I’m sure there’s hope ahead, but I can’t see it yet. We have more hard days than easy ones. I’m not sure how long I’ll be in this place of grieving, but I’ve been here for a while now, and I’d like to get away from this place.

I’ve had doctors and professionals tell me over and over all the things Sabin can’t do. And yet they tell me it will be okay. They explain why it will be okay. I know it will be eventually, but for now I feel like it won’t. I feel what I feel and no amount of explanation and understanding will make me feel different. Understanding doesn’t take away the sadness I feel when I see kids his age doing what kids his age should be doing. Understanding doesn’t take away the anger I feel when someone looks at him funny because he’s yelling. Understanding doesn't stop the fear of what’s to come. Understanding doesn’t stop the sick feeling in my stomach when I think of someone treating him differently because they don’t understand him.

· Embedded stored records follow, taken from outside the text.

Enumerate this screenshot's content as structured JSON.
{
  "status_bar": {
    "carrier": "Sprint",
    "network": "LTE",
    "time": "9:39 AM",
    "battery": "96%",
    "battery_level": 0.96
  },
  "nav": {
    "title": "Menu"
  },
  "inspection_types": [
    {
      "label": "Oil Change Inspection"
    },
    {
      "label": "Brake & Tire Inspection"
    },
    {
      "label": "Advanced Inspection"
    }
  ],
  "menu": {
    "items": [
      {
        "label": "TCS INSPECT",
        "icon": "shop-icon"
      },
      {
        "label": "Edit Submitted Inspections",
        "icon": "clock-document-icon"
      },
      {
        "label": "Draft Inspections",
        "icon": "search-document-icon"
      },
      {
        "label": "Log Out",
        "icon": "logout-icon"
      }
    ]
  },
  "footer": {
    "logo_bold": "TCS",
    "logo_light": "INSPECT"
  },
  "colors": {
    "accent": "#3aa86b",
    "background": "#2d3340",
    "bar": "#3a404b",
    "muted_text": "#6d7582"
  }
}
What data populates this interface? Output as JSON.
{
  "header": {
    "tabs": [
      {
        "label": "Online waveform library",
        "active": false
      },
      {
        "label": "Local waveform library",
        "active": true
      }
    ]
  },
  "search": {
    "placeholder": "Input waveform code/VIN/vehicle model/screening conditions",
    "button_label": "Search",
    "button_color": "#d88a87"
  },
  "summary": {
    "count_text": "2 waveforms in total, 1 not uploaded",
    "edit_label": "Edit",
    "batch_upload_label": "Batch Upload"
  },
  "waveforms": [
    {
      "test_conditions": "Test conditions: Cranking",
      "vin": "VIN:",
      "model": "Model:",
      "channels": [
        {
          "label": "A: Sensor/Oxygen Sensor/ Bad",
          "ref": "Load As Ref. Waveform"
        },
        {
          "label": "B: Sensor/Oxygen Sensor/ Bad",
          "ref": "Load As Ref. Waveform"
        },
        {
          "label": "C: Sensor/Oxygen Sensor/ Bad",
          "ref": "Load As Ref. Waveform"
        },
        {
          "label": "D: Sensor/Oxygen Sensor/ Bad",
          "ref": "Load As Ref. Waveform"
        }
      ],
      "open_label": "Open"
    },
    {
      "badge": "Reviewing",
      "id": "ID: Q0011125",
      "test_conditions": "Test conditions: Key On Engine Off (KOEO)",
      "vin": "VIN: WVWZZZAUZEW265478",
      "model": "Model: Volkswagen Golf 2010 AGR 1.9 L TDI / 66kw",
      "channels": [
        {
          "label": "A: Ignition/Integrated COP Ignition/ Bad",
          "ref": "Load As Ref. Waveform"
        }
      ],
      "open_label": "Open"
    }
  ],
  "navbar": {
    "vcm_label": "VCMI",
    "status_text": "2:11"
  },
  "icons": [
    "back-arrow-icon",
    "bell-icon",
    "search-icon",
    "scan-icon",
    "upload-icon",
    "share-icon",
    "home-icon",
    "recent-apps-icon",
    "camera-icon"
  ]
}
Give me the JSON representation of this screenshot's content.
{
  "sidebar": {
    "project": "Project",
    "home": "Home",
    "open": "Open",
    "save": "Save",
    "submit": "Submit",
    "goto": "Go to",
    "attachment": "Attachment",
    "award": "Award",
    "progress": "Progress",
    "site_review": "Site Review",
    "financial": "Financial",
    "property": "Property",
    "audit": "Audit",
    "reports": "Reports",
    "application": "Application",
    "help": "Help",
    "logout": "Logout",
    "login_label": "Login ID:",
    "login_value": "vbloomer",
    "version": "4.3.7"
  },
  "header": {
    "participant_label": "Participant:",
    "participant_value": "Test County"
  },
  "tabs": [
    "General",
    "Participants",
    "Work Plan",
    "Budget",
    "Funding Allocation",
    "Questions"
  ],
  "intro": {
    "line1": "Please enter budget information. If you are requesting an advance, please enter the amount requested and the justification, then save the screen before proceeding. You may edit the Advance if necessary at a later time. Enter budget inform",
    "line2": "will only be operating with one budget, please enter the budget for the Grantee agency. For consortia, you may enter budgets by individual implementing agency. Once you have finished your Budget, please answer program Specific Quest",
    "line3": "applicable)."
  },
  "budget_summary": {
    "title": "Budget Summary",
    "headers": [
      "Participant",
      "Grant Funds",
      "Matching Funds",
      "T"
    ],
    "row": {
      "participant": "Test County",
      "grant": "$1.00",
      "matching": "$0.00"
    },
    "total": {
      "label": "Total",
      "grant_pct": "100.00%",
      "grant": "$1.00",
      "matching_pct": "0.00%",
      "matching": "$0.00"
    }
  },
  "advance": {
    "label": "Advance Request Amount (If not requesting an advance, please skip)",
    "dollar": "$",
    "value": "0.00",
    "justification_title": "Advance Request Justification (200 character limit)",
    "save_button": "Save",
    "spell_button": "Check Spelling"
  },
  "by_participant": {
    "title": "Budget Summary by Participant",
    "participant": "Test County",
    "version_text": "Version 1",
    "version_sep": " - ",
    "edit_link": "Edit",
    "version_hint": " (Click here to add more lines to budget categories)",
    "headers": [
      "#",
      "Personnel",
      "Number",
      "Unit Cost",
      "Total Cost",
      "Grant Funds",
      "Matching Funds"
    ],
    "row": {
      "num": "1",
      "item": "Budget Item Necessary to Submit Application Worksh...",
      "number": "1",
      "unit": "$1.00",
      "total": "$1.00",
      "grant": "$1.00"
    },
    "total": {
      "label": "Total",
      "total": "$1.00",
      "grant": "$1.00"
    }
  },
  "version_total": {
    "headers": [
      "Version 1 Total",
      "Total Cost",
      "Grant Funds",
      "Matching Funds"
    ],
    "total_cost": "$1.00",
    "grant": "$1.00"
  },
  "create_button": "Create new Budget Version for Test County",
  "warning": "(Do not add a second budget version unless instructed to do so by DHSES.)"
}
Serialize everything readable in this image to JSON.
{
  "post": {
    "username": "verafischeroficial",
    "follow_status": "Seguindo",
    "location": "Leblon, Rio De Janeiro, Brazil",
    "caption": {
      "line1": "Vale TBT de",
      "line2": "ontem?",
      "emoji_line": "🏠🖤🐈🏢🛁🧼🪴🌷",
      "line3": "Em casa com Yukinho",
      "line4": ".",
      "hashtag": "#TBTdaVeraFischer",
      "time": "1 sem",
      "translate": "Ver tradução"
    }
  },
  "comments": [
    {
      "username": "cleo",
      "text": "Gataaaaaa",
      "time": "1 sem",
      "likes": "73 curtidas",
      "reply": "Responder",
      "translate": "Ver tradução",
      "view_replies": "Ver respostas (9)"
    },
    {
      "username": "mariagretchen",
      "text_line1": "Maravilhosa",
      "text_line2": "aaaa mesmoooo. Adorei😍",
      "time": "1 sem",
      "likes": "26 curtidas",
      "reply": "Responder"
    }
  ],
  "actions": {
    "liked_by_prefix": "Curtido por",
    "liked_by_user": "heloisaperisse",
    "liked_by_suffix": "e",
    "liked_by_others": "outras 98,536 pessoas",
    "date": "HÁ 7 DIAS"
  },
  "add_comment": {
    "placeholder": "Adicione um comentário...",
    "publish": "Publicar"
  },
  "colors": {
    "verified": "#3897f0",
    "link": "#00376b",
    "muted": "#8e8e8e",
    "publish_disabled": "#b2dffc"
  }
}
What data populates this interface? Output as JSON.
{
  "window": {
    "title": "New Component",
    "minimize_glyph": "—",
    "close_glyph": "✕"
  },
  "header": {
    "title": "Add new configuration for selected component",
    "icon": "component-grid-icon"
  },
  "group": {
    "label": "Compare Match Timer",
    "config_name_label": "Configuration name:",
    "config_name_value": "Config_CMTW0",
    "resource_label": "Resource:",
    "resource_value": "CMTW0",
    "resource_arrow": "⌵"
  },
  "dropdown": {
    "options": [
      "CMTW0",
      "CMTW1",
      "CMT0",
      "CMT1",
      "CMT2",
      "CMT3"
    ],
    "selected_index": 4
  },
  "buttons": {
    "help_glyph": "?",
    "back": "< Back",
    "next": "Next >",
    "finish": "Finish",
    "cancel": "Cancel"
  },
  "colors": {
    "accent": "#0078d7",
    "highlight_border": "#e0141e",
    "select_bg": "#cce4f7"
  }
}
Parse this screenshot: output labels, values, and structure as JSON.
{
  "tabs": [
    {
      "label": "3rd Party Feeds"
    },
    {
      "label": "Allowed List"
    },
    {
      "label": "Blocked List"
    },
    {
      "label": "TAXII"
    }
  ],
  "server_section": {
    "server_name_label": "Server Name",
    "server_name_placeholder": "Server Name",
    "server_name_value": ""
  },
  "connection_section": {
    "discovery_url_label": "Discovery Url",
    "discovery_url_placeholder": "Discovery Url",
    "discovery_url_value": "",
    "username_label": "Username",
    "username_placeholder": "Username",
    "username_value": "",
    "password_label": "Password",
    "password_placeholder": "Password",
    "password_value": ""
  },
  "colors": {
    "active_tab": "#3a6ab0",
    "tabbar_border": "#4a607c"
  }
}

Sabin turned two today. I made him a cake. I’m going to smash it in his face, just like I did to his brother on his second birthday, because he may not be a typical two year old, but we’re going to treat him like he is. We’re going to continue to celebrate his victories, and continue to love him and support his needs, whatever they may be.

My goal with this post isn’t to gain sympathy. I just hope to give those of you who know Sabin, some understanding.